GAMR1520: Markup languages and scripting

GAMR1520

Markup languages and scripting

Welcome to GAMR1520!

Dr Graeme Stuart


Python and Javascript

In this module we will learn the basics of two dynamically typed languages.

Python python logo javascript logo and Javascript

Assessment

The module will be assessed in three parts.

  1. A python phase test (20%)

    • In the third week of the module (14th December).
    • Covering the basics we will learn in the next two weeks
    • Automatically marked within blackboard
  2. A python coding assignment (40%)

    • Deadline January 19th
    • You will be provided with automated unit tests
    • 80% of the marks will be awarded for passing the tests
    • 20% of the marks for style/efficiency
  3. A Javascript coding assignment (40%)

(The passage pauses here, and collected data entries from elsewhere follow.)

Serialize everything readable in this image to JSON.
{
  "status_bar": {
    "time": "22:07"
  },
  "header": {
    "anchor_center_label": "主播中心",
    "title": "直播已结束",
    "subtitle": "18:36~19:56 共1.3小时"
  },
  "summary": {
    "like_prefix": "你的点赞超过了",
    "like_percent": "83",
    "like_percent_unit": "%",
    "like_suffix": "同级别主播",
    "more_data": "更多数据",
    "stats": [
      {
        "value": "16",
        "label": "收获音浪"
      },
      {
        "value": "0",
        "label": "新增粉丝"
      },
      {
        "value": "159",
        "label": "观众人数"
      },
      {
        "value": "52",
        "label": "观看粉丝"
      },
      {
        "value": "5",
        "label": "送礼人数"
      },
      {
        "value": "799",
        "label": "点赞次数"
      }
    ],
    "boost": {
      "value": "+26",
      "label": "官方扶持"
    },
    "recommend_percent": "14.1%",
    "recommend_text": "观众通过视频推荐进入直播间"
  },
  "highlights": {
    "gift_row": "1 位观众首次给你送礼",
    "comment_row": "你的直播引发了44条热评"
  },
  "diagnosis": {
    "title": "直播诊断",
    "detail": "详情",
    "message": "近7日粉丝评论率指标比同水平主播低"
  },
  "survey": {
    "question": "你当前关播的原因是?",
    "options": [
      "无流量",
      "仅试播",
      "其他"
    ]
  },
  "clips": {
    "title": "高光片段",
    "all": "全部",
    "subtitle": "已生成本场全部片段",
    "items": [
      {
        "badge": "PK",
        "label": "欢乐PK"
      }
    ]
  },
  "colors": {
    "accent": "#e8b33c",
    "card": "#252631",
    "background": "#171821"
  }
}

    • Deadline February 2nd.
    • A more creative coding challenge
    • Create an animated HTML canvas
    • Marked on functionality and code quality/readability

2022 results

phase test python assignment javascript assignment

Python origins

Python was initially designed by Guido van Rossum with emphasis on code readability, its syntax allows programmers to express concepts in fewer lines of code.

A young Guido Guido in 2014

Readability counts “A programming language is more than how you tell a computer what to do. It is how programmers express and communicate ideas. The audience for your code is other programmers, not computers.” Guido van Rossum


The Zen of Python (1999)

import this
The Zen of Python, by Tim Peters

Beautiful is better than ugly.
Explicit is better than implicit.
Simple is better than complex.
Complex is better than complicated.
Flat is better than nested.
Sparse is better than dense.
Readability counts.
Special cases aren't special enough to break the rules.
Although practicality beats purity.
Errors should never pass silently.
Unless explicitly silenced.
In the face of ambiguity, refuse the temptation to guess.
There should be one-- and preferably only one --obvious way to do it.
Although that way may not be obvious at first unless you're Dutch.
Now is better than never.
Although never is often better than *right* now.
If the implementation is hard to explain, it's a bad idea.
If the implementation is easy to explain, it may be a good idea.
Namespaces are one honking great idea -- let's do more of those!

Development

The first official release was in 1991. By 2001, ten years later, the Python Software Foundation was launched.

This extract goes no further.